Боевую раскраску на моём лице увидел вернувшийся из очередной командировки отец. Помню, как папа сидел в своём любимом кресле, курил сигарету и задумчиво рассматривал моё «разукрашенное» лицо. Потом отец затушил сигарету и ушел к себе в кабинет. Я слышал лишь обрывки его разговора: папа кому-то пообещал, что «он завтра придёт». Сразу догадался, что «он» — это я. Папа положил трубку, позвал меня к себе. Сообщил мне, что договорился со своим «хорошим знакомым», который двенадцать лет работал в Японии — тот научит меня «правильно» драться. Отец сказал, что раз уж я не справляюсь со своими проблемами без драк, то лучше уж буду в тех драках побеждать, чем радовать окружающих своим унылым видом.

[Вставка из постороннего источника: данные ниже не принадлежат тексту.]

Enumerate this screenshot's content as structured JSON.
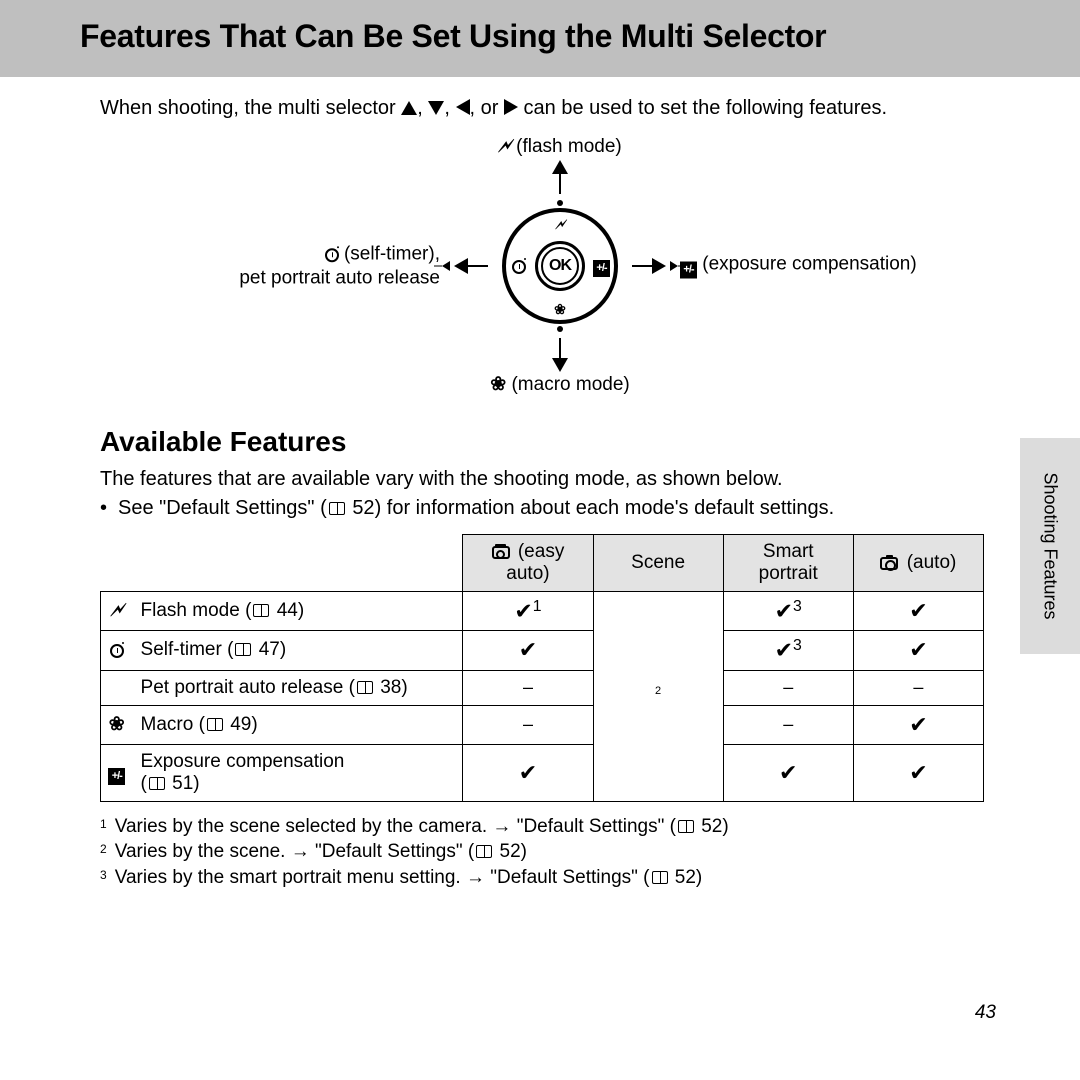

Занятия у папиного «хорошего знакомого» мне понравились. Потому что уже в начале 1962 года я признал их несомненную пользу: тогда я впервые вышел из схватки с очередным обидчиком бесспорным победителем. В школе меня уже не считали «хлюпиком» и «музыкантишкой». Злорадные шепотки не смолкли. Но теперь они всё чаще звучали у меня за спиной. Надо мной всё реже потешались, глядя мне в лицо. А с начала учебного года в 1962 году о моём певческом прошлом школьники вспоминали всё реже — не в последнюю очередь по причине того, что многие видели мои схватки с обидчиками. Учёбе я теперь уделял гораздо больше внимания, чем в прошлые годы. На уроках немецкого языка так и вовсе стал лучшим учеником.